I love it when the way they approach a problem is different than the way I would have done it. X saw a pattern I had not seen before, and we explored her pattern at length in the second session. I haven't had time to write up the details, and have probably forgotten much of it.


Week One
What examples can we come up with?  (3-4-5, 5-12-13, ...)
6-8-10 leads us to define primitive Pythagorean triples (in which gcf(a,b,c)=1; 6-8-10 isn't primitive)
Maybe writing a list of all the perfect squares up to 400 will help us find more.
What patterns do we see?
  • Odd + Even = Odd
  • Middle number is a multiple of 4
  • c = b+1 (after which I added 8-15-17 to our list)

Week Two
One person was new, so we reviewed our first week's work for him.

We explored the "family" of triples with c = b+1. a2 + b2 = (b+1)2 becomes a2 = (b+1)2 - b2
= b2 + 2b + 1 - b2 = 2b-1. If  a2 = 2b-1, then b = (a2+1)/2. This will be a whole number whenever a is an odd number. So we got lots more: 7-24-25, 9-40-41, ...

X noticed that in the triples
3-4-5
5-12-13
7-24-25
9-40-41
the second number is 4*1, 4*3, 4*6, 4*10, ... For the nth one, we use 4 times a number n more than the previous one. I showed them why these (1, 3, 6, 10, ...) are called triangle numbers, and asked them to add 1 to 100. They each came up with their own way of thinking about it. We came back to X's pattern and wrote:
a=2n+1
b=4*n(n+1)/2=2n(n+1)
c=b+1

Week Three
Another new person came, so we summarized for her.
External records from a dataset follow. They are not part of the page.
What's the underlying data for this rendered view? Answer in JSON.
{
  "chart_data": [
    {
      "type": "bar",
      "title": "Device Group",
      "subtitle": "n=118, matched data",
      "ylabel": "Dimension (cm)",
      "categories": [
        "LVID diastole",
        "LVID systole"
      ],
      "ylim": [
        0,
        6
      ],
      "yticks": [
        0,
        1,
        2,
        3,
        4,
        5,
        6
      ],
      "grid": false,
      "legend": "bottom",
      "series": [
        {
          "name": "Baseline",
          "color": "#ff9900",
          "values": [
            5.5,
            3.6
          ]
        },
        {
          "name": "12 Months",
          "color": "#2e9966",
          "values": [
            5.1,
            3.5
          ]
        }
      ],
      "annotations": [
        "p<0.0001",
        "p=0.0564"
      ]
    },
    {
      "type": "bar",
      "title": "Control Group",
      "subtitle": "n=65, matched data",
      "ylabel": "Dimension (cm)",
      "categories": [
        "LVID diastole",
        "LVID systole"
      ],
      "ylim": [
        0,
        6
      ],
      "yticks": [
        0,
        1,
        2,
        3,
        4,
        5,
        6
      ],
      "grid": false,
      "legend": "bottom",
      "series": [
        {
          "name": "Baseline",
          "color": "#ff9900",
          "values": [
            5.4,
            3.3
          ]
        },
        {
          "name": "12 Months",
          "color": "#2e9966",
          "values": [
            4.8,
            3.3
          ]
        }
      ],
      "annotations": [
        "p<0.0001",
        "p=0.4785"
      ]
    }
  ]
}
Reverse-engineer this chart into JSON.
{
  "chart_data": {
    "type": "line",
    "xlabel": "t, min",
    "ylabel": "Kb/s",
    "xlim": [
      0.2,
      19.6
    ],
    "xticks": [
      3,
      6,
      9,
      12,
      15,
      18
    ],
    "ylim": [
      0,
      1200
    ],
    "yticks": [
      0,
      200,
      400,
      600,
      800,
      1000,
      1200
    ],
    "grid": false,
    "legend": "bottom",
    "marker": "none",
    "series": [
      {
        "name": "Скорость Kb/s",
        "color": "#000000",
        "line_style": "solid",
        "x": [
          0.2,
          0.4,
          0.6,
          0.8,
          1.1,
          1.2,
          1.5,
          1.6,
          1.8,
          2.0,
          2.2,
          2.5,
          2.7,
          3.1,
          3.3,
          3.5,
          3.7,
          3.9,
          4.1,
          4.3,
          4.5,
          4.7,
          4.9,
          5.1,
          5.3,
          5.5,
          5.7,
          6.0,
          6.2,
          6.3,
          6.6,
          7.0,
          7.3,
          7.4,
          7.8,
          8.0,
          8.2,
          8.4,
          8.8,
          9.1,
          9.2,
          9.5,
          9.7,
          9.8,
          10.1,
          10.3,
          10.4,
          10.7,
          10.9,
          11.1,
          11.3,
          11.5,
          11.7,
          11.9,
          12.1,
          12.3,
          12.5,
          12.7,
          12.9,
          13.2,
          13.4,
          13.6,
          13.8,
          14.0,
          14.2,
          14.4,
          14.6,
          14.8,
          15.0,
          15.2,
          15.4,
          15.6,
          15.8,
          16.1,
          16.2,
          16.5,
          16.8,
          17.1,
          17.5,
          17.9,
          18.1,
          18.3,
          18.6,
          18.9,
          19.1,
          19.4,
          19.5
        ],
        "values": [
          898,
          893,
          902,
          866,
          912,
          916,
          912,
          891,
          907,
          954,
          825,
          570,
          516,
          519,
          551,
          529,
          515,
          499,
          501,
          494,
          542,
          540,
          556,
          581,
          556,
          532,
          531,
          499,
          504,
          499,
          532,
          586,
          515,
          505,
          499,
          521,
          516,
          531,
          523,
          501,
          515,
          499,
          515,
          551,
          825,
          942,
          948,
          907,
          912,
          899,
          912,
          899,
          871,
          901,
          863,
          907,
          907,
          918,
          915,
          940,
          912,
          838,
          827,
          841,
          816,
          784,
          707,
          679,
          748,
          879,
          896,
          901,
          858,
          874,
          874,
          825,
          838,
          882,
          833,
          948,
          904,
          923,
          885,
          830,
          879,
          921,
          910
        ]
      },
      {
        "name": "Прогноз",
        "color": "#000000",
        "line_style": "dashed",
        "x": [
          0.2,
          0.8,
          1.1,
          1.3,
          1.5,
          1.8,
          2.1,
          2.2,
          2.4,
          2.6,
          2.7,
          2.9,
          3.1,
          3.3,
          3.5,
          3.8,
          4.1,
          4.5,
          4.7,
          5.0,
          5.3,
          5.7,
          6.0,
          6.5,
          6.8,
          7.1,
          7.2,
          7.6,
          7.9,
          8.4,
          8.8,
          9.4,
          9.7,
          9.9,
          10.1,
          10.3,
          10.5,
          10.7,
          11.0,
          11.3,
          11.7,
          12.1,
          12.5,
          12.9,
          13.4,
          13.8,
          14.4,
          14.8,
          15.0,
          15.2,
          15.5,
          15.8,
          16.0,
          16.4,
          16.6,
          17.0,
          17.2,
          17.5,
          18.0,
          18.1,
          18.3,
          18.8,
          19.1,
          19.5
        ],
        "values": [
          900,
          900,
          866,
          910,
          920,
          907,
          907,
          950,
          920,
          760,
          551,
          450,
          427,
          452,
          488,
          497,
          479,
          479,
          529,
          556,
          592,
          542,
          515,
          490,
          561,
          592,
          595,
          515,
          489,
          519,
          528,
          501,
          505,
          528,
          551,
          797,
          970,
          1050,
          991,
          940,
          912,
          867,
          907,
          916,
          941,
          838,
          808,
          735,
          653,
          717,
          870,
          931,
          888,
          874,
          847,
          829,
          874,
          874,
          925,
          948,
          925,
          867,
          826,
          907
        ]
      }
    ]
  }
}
Then we explored triples where c = b+2.

I love seeing their creativity and persistence. At the same time, I am blown away by the holes in their understanding of algebra moves. Y was considering (4n)2, and thought he might have to distribute.

We verified that we get all of the primitive Pythagorean triples with c=b+2 using:
a=4n
b=4n2-1
c=42+1

Not sure where we'll take it in Week Four, but eager to find out. I am still struggling to lead less, become less visible, and listen more.

Tuesday, October 15, 2013

Playing With Geometry

The Math Monday Blog Hop, at the love2learn2day blog, has a theme each week. This week, it's Geometry. At community college, we don't teach geometry as a course - not surprisingly, I feel it's my weakest area in math. So I love playing with games, puzzles, and problems that stretch me geometrically.

A Game
My favorite geometry puzzle/game is Katamino, which makes a two-player game out of pentominoes (I blogged about it here). I love the beautiful wood pieces. (I can't tell if the newer versions are wood or plastic. I recommend trying to find the wood.) Playing with this will work your visualization skills.

A Puzzle
Online, I recently stumbled on a site which offers 40 challenge problems in compass and straightedge geometry, implemented in an online puzzle.

Some Problems
I've recently come to love the Five Triangles blog, where mostly geometric problems are posted a few times a week. Their problems often challenge me to think in slightly new directions.


What's your favorite way to play with geometry?